On the way to the races Augusta discussed George with her husband. He caused her some anxiety, she admitted.
‘He is a good boy but too meek and he makes no progress with his studies. I thank God that you will be there to guide him so that when his time comes… which I pray may not be until he is an old man and strong in wisdom… he may be ready.’
‘George is a good boy,’ Fred told her, and laid his hand over hers. ‘You fret too much.’
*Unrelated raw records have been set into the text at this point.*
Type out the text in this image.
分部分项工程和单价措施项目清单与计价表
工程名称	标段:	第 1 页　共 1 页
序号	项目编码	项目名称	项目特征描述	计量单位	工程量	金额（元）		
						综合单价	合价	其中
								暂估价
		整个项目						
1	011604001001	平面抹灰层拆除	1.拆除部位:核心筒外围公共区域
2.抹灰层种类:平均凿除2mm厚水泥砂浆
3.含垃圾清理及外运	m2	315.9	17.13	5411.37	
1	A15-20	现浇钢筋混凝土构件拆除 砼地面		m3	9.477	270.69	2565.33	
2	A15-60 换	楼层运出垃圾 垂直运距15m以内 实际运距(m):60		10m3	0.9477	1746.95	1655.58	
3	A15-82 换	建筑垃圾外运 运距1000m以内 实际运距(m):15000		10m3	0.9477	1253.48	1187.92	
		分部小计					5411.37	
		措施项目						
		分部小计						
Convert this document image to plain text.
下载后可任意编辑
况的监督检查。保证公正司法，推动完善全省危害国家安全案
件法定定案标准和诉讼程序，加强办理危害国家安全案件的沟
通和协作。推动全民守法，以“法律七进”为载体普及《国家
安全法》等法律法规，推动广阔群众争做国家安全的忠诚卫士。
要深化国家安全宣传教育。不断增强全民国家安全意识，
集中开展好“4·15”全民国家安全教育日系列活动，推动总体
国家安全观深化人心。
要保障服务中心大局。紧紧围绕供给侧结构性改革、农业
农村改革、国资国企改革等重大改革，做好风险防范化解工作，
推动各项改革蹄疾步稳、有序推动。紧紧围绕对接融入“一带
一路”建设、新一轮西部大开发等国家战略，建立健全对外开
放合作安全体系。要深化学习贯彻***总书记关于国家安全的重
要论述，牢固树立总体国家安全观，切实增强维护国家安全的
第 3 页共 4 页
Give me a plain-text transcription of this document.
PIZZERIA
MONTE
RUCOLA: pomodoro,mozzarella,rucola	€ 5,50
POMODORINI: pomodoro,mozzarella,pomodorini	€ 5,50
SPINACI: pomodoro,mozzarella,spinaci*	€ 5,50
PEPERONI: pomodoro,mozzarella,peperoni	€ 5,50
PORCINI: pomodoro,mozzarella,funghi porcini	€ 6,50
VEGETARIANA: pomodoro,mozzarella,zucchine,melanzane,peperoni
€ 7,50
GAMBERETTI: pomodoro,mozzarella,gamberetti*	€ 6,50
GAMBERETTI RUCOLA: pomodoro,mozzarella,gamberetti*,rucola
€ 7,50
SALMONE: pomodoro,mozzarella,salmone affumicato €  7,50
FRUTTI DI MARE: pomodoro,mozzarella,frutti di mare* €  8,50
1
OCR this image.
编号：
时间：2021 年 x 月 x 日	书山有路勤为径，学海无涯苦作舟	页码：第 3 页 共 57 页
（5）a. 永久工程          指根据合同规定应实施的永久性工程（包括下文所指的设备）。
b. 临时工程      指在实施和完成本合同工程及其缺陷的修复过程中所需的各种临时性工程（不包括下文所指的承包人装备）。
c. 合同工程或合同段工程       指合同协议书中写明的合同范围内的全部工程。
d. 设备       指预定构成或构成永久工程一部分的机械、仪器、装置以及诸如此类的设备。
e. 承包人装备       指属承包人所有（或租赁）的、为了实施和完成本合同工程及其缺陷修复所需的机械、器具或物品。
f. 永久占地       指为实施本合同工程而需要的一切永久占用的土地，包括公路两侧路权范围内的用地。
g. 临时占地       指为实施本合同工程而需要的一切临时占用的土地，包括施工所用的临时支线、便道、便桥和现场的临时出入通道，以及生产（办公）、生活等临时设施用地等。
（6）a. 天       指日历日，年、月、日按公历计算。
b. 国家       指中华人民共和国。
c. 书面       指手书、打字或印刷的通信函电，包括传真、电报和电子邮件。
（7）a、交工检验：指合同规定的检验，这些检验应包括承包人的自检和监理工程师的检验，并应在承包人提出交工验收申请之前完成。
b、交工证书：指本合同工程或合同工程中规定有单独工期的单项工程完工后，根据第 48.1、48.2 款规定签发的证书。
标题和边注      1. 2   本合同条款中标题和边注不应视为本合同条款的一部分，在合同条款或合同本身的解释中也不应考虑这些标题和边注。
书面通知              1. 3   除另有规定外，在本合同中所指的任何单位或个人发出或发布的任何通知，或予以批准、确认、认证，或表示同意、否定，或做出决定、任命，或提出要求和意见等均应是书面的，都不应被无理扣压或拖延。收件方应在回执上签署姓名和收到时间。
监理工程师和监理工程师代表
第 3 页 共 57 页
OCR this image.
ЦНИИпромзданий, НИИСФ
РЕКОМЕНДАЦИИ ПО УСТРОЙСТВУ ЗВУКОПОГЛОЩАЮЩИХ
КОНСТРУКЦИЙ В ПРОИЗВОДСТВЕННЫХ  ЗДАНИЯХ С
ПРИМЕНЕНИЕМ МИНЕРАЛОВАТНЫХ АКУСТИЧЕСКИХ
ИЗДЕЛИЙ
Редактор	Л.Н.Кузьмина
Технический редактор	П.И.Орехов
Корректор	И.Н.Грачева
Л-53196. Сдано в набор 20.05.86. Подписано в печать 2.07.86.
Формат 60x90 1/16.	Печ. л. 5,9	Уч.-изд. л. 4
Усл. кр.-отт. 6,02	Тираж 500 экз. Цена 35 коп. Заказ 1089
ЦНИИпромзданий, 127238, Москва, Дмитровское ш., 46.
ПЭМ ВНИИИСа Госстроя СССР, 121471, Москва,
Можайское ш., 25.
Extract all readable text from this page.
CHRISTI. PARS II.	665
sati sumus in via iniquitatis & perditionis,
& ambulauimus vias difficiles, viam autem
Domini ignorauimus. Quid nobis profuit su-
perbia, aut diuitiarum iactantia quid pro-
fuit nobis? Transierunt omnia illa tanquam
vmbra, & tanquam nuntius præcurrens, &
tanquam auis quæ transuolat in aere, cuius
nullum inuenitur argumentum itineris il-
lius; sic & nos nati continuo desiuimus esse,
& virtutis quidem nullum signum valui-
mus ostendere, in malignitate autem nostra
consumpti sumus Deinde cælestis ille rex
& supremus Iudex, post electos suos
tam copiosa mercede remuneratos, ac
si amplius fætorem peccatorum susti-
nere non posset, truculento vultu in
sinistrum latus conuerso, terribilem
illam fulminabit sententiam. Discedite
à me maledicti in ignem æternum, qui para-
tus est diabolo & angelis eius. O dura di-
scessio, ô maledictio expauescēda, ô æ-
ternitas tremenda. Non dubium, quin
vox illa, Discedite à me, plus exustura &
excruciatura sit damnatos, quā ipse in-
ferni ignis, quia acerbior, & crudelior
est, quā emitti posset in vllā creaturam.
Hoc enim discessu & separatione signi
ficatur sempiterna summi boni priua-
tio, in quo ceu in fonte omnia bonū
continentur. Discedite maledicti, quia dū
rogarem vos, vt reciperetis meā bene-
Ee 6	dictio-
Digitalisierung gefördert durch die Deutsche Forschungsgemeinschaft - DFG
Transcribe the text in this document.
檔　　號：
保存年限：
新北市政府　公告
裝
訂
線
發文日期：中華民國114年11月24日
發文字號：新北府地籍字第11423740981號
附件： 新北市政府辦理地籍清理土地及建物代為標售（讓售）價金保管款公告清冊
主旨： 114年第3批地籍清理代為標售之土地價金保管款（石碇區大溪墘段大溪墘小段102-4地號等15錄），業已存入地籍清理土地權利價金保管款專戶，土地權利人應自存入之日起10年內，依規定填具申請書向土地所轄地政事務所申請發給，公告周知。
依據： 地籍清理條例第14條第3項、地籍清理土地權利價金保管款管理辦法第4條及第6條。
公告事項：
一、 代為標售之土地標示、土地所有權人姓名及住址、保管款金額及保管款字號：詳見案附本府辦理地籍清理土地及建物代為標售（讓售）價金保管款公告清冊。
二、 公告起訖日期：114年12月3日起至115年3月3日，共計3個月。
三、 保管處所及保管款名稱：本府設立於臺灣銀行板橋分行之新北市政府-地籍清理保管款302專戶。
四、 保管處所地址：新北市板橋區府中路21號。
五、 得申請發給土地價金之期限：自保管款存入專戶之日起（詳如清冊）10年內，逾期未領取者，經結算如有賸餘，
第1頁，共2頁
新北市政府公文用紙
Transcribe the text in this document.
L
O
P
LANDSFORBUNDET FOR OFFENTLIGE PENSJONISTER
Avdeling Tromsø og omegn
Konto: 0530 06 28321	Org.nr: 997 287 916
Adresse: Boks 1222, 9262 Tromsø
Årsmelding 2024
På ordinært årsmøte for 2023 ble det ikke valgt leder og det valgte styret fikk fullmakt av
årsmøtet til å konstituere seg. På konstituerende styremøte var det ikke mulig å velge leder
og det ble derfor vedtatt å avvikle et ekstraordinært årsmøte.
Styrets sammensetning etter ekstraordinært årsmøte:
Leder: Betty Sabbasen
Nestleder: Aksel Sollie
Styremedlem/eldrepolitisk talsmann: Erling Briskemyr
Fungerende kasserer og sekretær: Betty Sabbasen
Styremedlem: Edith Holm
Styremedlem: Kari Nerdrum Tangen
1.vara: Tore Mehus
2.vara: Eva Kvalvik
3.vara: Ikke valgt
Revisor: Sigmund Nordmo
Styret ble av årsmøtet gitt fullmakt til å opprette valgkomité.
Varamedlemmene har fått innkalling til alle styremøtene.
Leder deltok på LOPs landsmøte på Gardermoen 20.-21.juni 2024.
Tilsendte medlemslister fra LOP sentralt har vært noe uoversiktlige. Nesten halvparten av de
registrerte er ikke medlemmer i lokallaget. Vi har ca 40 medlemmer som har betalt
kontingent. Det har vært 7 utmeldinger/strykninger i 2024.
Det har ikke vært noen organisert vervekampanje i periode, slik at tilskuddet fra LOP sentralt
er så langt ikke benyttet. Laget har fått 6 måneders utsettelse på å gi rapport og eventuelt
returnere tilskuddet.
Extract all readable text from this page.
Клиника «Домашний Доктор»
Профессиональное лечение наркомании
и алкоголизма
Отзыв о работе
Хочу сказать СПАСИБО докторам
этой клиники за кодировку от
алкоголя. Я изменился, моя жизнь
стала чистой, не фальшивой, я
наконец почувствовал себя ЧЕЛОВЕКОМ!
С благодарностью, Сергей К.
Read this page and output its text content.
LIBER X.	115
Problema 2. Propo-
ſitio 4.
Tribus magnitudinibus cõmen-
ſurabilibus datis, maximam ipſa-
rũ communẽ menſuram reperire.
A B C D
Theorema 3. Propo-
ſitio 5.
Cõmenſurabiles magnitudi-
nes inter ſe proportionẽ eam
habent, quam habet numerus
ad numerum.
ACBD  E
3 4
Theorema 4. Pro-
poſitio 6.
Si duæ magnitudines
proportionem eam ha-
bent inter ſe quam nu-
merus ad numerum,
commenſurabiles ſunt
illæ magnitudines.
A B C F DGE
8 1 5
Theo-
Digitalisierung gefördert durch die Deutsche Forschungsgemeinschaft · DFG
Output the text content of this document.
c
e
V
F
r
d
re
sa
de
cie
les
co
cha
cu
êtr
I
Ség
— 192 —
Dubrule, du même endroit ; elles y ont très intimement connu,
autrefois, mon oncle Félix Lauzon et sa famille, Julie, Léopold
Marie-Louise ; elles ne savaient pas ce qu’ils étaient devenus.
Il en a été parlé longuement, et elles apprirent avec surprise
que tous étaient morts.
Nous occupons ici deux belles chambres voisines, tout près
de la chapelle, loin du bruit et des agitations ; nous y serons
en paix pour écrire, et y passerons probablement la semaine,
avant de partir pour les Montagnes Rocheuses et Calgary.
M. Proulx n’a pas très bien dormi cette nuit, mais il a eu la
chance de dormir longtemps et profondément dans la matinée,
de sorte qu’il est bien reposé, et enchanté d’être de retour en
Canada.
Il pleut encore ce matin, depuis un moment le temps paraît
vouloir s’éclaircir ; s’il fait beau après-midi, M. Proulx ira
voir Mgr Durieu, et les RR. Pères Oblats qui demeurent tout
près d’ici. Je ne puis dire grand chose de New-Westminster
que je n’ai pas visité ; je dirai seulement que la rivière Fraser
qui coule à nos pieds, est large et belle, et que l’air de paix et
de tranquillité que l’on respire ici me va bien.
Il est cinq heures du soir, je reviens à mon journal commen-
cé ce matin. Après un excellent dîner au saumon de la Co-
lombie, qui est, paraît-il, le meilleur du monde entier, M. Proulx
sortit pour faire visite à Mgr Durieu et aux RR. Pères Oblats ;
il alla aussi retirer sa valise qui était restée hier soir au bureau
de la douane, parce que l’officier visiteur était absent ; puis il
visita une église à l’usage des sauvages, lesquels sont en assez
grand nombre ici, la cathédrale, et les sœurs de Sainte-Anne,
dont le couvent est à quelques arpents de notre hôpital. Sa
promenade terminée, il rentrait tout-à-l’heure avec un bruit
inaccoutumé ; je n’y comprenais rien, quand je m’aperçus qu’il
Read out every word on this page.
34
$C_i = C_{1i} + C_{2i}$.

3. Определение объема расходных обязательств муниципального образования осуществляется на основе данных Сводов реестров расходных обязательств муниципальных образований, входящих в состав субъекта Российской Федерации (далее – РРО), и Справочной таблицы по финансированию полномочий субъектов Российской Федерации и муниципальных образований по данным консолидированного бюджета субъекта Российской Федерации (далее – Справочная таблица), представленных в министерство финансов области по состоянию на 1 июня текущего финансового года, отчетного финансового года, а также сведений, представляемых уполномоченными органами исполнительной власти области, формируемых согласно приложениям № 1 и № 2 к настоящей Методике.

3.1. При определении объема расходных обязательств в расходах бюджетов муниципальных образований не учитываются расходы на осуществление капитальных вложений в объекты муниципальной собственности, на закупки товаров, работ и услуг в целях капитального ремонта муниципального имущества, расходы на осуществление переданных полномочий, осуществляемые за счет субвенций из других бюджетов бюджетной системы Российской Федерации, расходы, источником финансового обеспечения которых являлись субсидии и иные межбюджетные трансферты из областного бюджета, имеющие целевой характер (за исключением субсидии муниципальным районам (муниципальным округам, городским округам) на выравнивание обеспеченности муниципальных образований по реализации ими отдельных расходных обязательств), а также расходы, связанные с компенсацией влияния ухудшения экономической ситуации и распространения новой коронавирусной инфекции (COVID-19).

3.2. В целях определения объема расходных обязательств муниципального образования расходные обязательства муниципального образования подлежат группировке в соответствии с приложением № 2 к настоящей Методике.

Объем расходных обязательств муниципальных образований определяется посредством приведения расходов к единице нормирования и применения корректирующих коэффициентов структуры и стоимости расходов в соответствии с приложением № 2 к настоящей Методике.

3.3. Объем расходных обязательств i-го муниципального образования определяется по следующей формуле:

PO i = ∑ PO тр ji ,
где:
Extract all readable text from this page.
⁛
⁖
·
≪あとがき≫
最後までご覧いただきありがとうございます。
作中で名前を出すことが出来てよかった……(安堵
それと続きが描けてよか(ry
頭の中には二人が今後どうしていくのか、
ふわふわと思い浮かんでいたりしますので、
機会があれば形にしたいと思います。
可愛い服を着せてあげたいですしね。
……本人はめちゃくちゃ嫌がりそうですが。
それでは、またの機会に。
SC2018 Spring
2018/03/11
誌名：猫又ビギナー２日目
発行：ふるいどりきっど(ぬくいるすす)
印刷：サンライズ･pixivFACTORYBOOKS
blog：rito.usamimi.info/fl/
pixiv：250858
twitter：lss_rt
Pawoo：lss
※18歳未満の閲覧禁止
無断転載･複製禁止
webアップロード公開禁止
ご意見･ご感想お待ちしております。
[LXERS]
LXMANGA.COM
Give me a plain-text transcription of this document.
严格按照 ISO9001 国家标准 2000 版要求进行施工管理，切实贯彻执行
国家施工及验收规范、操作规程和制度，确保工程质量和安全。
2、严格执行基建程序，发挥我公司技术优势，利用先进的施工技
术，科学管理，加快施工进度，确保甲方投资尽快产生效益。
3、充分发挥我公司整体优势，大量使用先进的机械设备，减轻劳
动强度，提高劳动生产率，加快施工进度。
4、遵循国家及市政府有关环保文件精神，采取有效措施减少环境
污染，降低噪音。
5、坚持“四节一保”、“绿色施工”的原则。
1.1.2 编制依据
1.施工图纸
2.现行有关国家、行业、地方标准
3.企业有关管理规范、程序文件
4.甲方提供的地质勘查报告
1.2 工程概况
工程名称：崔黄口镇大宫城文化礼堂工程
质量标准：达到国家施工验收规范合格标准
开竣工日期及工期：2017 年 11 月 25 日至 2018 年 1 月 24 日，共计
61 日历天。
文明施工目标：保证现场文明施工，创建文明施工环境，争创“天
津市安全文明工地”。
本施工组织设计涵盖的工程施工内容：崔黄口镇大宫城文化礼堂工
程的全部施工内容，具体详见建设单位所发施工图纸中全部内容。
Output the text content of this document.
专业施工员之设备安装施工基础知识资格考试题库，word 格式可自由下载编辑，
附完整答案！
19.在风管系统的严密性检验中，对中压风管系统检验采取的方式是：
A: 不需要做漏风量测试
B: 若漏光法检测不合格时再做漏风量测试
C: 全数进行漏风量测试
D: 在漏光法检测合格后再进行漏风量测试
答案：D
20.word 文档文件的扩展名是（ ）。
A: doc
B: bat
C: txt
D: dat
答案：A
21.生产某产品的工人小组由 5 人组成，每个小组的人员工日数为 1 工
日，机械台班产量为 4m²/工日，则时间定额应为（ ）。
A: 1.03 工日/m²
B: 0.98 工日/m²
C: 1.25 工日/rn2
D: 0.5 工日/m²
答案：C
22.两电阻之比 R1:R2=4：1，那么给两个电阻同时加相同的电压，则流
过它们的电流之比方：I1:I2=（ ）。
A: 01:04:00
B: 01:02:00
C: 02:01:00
‘But he can scarcely write his name.’
‘All in good time. All in good time.’
‘I am anxious on his account.’
‘Forget your anxieties. All will be well with the boy. Ayscough is a good man and I have decided to send for James Quin.’
‘Who better to teach the children elocution?’
‘You mean to teach them how to act!’ she laughed. ‘I believe you wish to make actors of them above all else.’
‘It is not so. But George must learn how to speak English if he is going to please the English. Do you not agree?’
‘You are right, of course,’ she told him.
And they laughed together, being, as usual, in such harmony.
Such a cloudy day, thought Augusta. There would be rain before it was over. How she hated to get wet. She wished they had not come, for how was she to know at that stage what an important encounter was to take place and what part the rain was to play in it. Often she was to think of this day and the effect that gloomy weather had had on her future. Life, she was to muse, reflecting on it, was full of chance and surprise.
In the meantime here was Bubb Dodington in attendance, his enormous body encased in the most elaborate brocade although several buttons were missing and his clothes gaped in most inconvenient places. He always gave the impression of bursting out of them and as though their purpose was not so much to cover his body as to proclaim his wealth to the world. It was the same with his mansions, particularly La Trappe at Hammersmith and his place in Pall Mall into which he had crammed as much costly furnishing as was possible. But he was a clever fellow – very learned, he could quote the classics lengthily and – to Augusta – boringly; and he was so rich that Fred said he could not afford to do without him because whenever he, Fred, was in particular financial difficulty, Bubb would obligingly lose a few thousand to him at the card table. Bubb was a man with his eyes on fame – and he had the fortune to buy it. So he was naturally ready to pay dearly in order to claim the friendship of the Prince of Wales.